The EU has approved a UK umbrella support scheme for investments in next generation access (NGA) broadband networks.
In particular, the scheme is aimed at supporting local projects in rural and remote areas, where such networks would unlikely be developed on commercial terms.
"BDUK, as a national competence centre, will assist local granting authorities in designing and implementing successful broadband support measures in line with EU competition rules," said Commission vice president in charge of competition policy Joaquín Almunia.
"The umbrella scheme will be a big step towards the achievement of the EU Digital Agenda targets and a strong impetus for growth in the UK."
The UK plans to set up an umbrella scheme for implementing around 140 local broadband support projects without individual state aid.
The Broadband Delivery UK (BDUK) scheme aims to provide as many UK homes and businesses as possible with access to superfast broadband infrastructure in the so-called "final third" areas.

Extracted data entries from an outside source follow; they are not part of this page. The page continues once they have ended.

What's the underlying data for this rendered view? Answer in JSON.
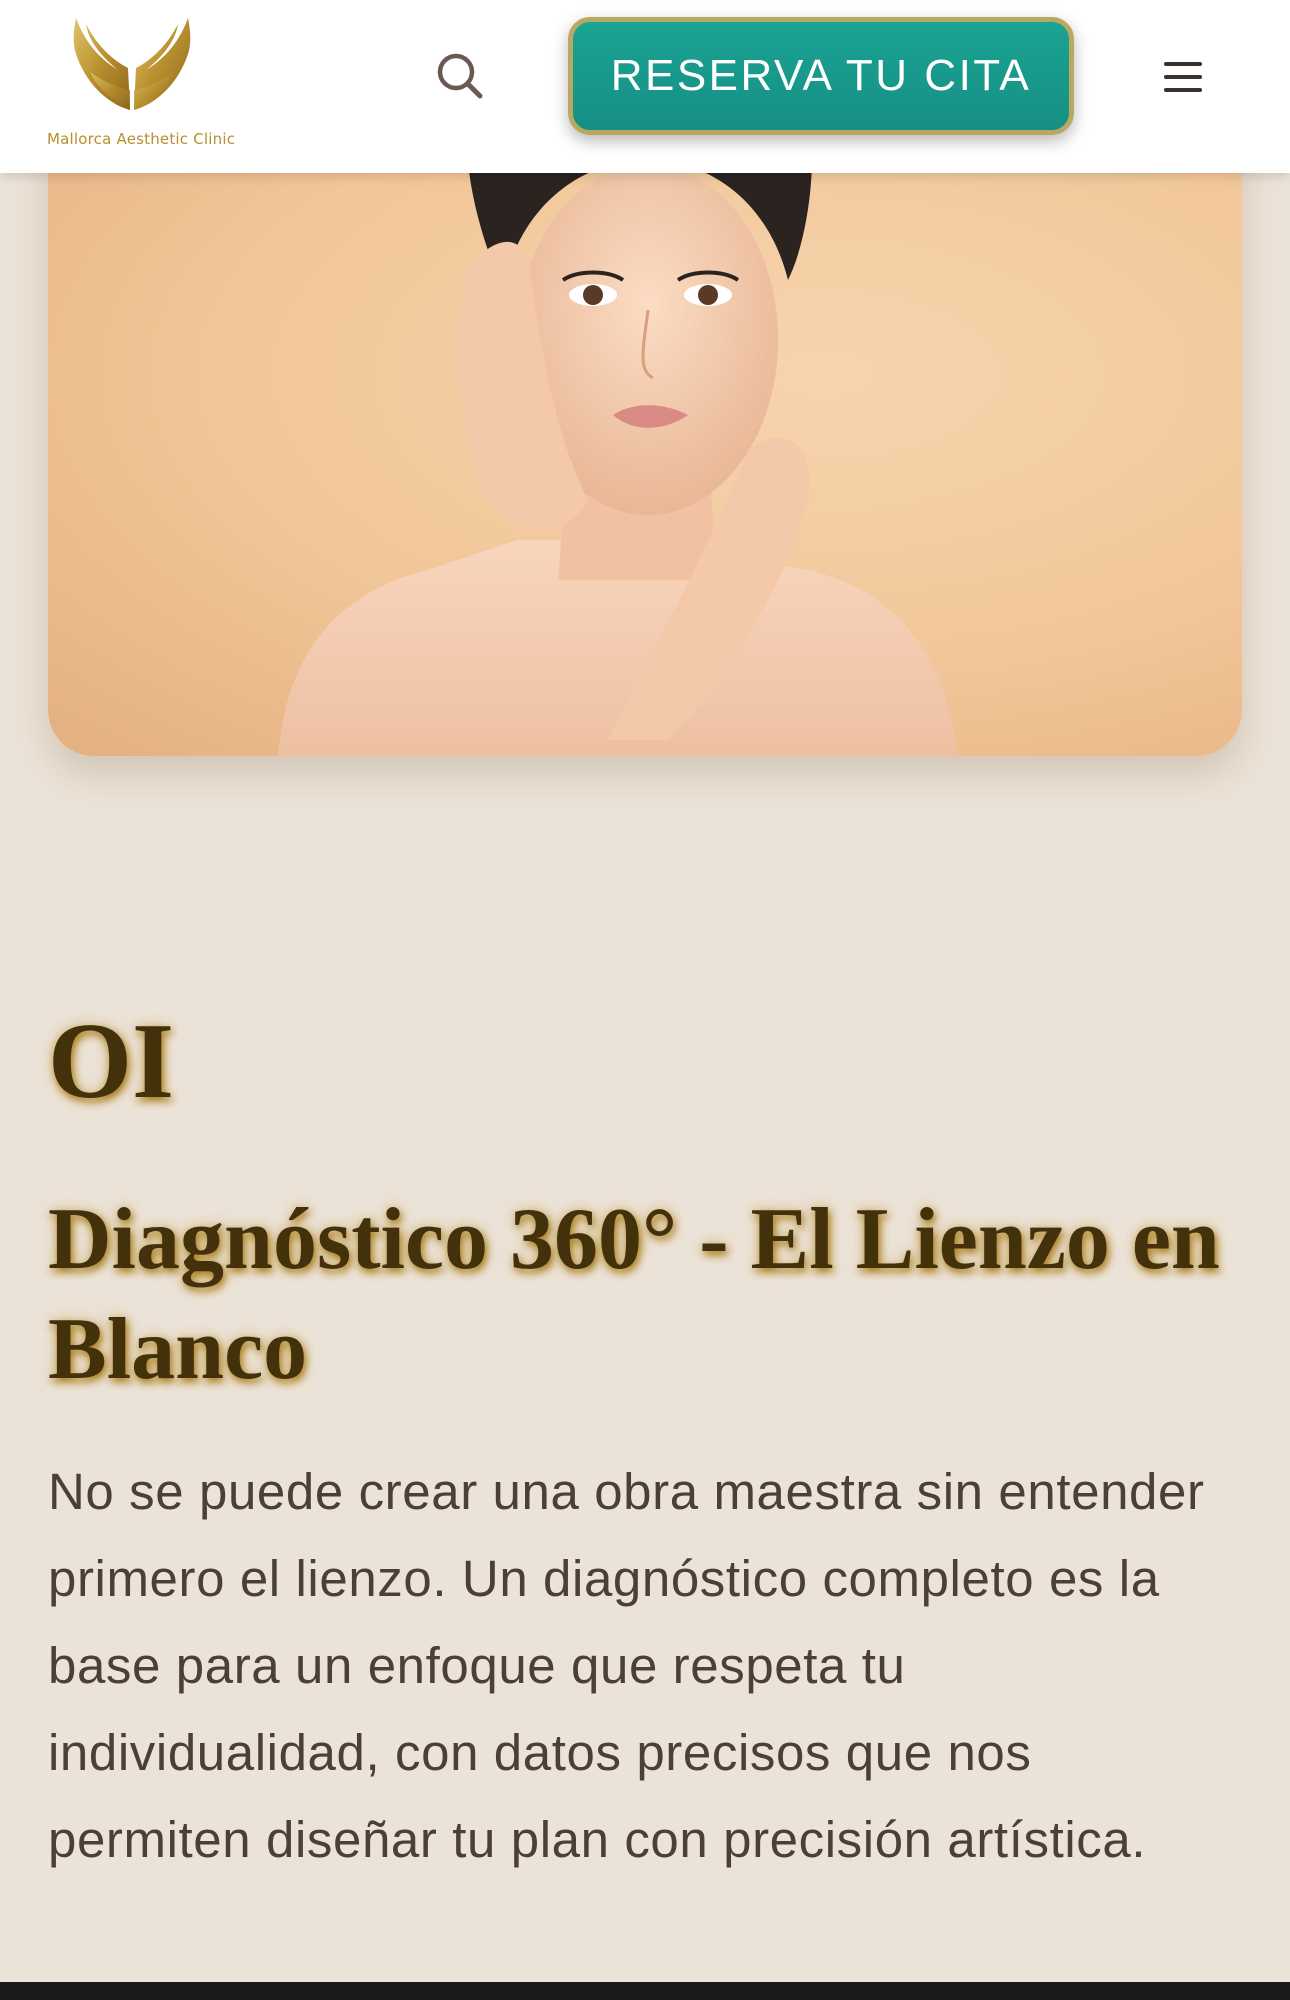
{
  "header": {
    "logo_text": "Mallorca Aesthetic Clinic",
    "cta_label": "RESERVA TU CITA",
    "search_icon": "search-icon",
    "menu_icon": "hamburger-menu-icon"
  },
  "hero": {
    "image": "portrait-woman-touching-face"
  },
  "section": {
    "number": "OI",
    "title": "Diagnóstico 360° - El Lienzo en Blanco",
    "body": "No se puede crear una obra maestra sin entender primero el lienzo. Un diagnóstico completo es la base para un enfoque que respeta tu individualidad, con datos precisos que nos permiten diseñar tu plan con precisión artística."
  },
  "colors": {
    "accent_teal": "#1aa394",
    "gold": "#b88f2e",
    "background": "#ece3d8",
    "heading": "#43310c",
    "text": "#4b3f38"
  }
}
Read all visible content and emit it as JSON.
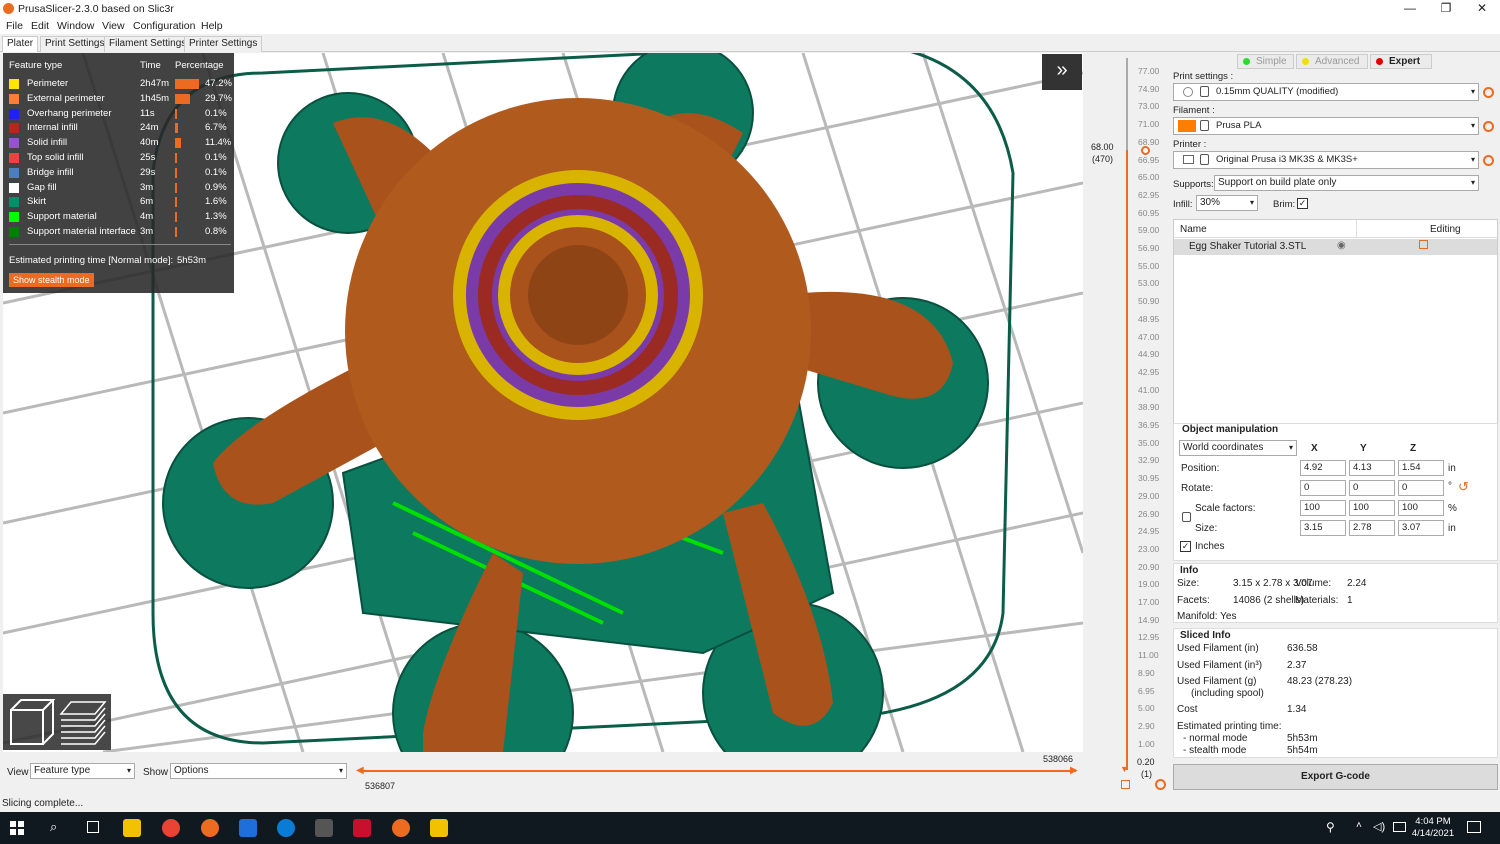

These areas are typically low-density, rural areas, where commercial operators are unlikely to invest in high-quality broadband networks.
The total value of aid to be delivered by the scheme is estimated to be around £1.5bn.
This will most likely enable the UK to achieve coverage of 30Mbps networks.
The design of the BDUK scheme contains several 'best practices' which will help to ensure more effective, better targeted and less distortive public interventions.
For example, a national competence centre will advise smaller local authorities, while the national telecommunications regulator Ofcom will have a crucial role in designing wholesale access prices and conditions.